The Art of War, written by Sun Tzu, is the the most influential strategy text in East Asian warfare and has influenced both Eastern and Western military thinking, business tactics, legal strategy and beyond. The first chapter is called Laying Plans, and it opens with: "1. Sun Tzŭ said: The art of war is of vital importance to the State."
However, this isn't the only ancient military treatise. There are Seven Military Classics (one of which is the Art of War). None of the other 6 books have an English translation that is available on the internet.

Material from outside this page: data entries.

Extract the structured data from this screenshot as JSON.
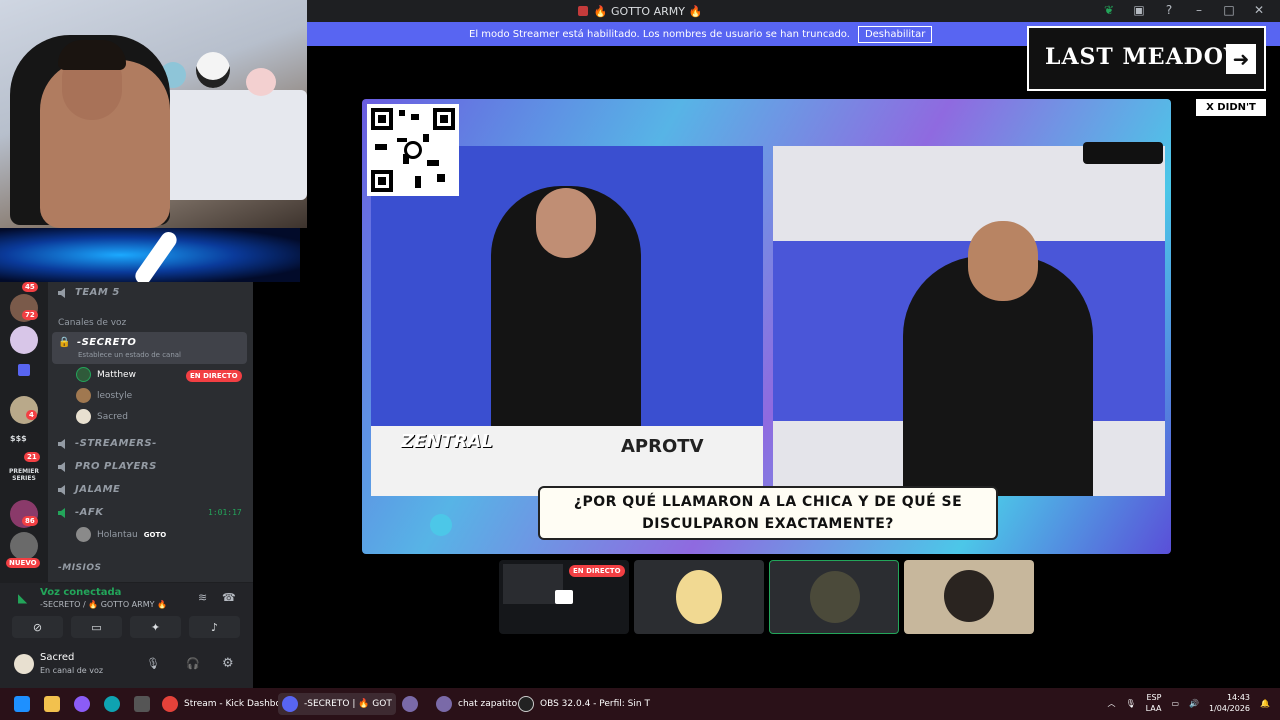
{
  "window": {
    "title": "🔥 GOTTO ARMY 🔥"
  },
  "banner": {
    "message": "El modo Streamer está habilitado. Los nombres de usuario se han truncado.",
    "button": "Deshabilitar"
  },
  "overlay": {
    "last_meadow": "LAST MEADOW",
    "arrow": "➜",
    "x_didnt_ask": "X DIDN'T ASK"
  },
  "video": {
    "caption_line1": "¿POR QUÉ LLAMARON A LA CHICA Y DE QUÉ SE",
    "caption_line2": "DISCULPARON EXACTAMENTE?",
    "brand_left": "ZENTRAL",
    "brand_right": "APROTV"
  },
  "thumbnails": {
    "live_badge": "EN DIRECTO"
  },
  "rail": {
    "badges": [
      "45",
      "72",
      "4",
      "21",
      "86"
    ],
    "money": "$$$",
    "premier": "PREMIER SERIES",
    "nuevo": "NUEVO"
  },
  "channels": {
    "team5": "TEAM 5",
    "category": "Canales de voz",
    "secreto": "-SECRETO",
    "status_hint": "Establece un estado de canal",
    "users": [
      {
        "name": "Matthew",
        "live": "EN DIRECTO"
      },
      {
        "name": "leostyle"
      },
      {
        "name": "Sacred"
      }
    ],
    "streamers": "-STREAMERS-",
    "pro_players": "PRO PLAYERS",
    "jalame": "JALAME",
    "afk": "-AFK",
    "afk_time": "1:01:17",
    "afk_user": "Holantau",
    "afk_user_tag": "GOTO",
    "misios": "-MISIOS"
  },
  "voice": {
    "status": "Voz conectada",
    "channel": "-SECRETO / 🔥 GOTTO ARMY 🔥",
    "username": "Sacred",
    "user_status": "En canal de voz"
  },
  "taskbar": {
    "items": [
      {
        "label": "Stream - Kick Dashboard"
      },
      {
        "label": "-SECRETO | 🔥 GOT"
      },
      {
        "label": ""
      },
      {
        "label": "chat zapatito"
      },
      {
        "label": "OBS 32.0.4 - Perfil: Sin T"
      }
    ],
    "lang1": "ESP",
    "lang2": "LAA",
    "time": "14:43",
    "date": "1/04/2026"
  }
}
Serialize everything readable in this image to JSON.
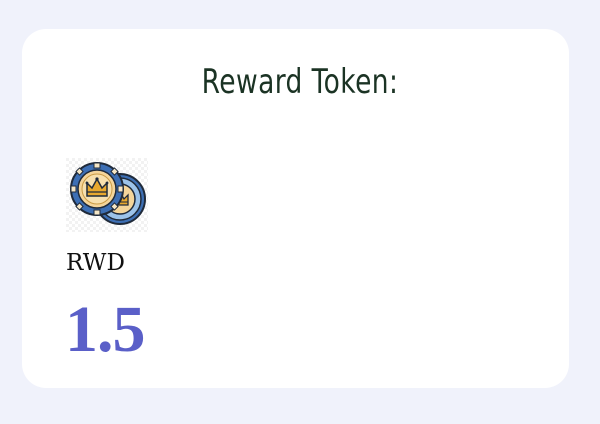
{
  "card": {
    "title": "Reward Token:",
    "token": {
      "icon": "crown-coins-icon",
      "symbol": "RWD",
      "amount": "1.5"
    }
  },
  "colors": {
    "page_background": "#f0f2fb",
    "card_background": "#ffffff",
    "title_text": "#1b3324",
    "amount_text": "#5a5fc8"
  }
}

The Book of Five Rings is a Japanese text written about 1645. It is used by business leaders who find its discussion of conflict and taking the advantage to be relevant to their work in a business context. It has been made into a graphic novel. It begins: "In the first week or so of the tenth month in the twentieth year of Kan'Ei, I climbed Mount Iwato in the Province of Higo on the Island of Kyushu. In my youth, I set my mind on the martial arts and had my first match when I was thirteen."
The Thirty-Six Stratagems are a collection of Chinese proverbs about the fields of politics, diplomacy and espionage. The first strategy is called "Fool the Emperor to Cross the Sea" and it begins: "Moving about in the darkness and shadows, occupying isolated places, or hiding behind screens will only attract suspicious attention. To lower an enemy's guard you must act in the open hiding your true intentions under the guise of common every day activities."
On Guerilla Warfare was written by Mao Zedong (Tse-tung) in 1937 to explain an irregular type of warfare to be used against the Japanese. It begins: "In a war of revolutionary character, guerrilla operations are a necessary part." He also wrote Quotations from Chairman Mao, which was a little red book widely distributed during the Cultural Revolution during the 1960s and 1970s. It begins: The force at the core leading our cause forward is the Chinese Communist Party.
The theoretical basis guiding our thinking is Marxism-Leninism.
The classic western book on military strategy is On War by Clausewitz. It starts with: "WE propose to consider first the single elements of our subject, then each branch or part, and, last of all, the whole, in all its relations—therefore to advance from the simple to the complex."
Machiavelli also wrote a book called "The Art of War". It starts with:
As I believe that it is possible for one to praise, without concern, any man after he is dead since every reason and supervision for adulation is lacking, I am not apprehensive in praising our own Cosimo Ruccelai, whose name is never remembered by me without tears, as I have recognized in him those parts which can be desired in a good friend among friends and in a citizen of his country.
Update: Thomas P.M. Barnett is a modern-day war strategist who taught at a Chinese thinktank called the Knowfar Institute, and he maintains a blog which he updates frequently.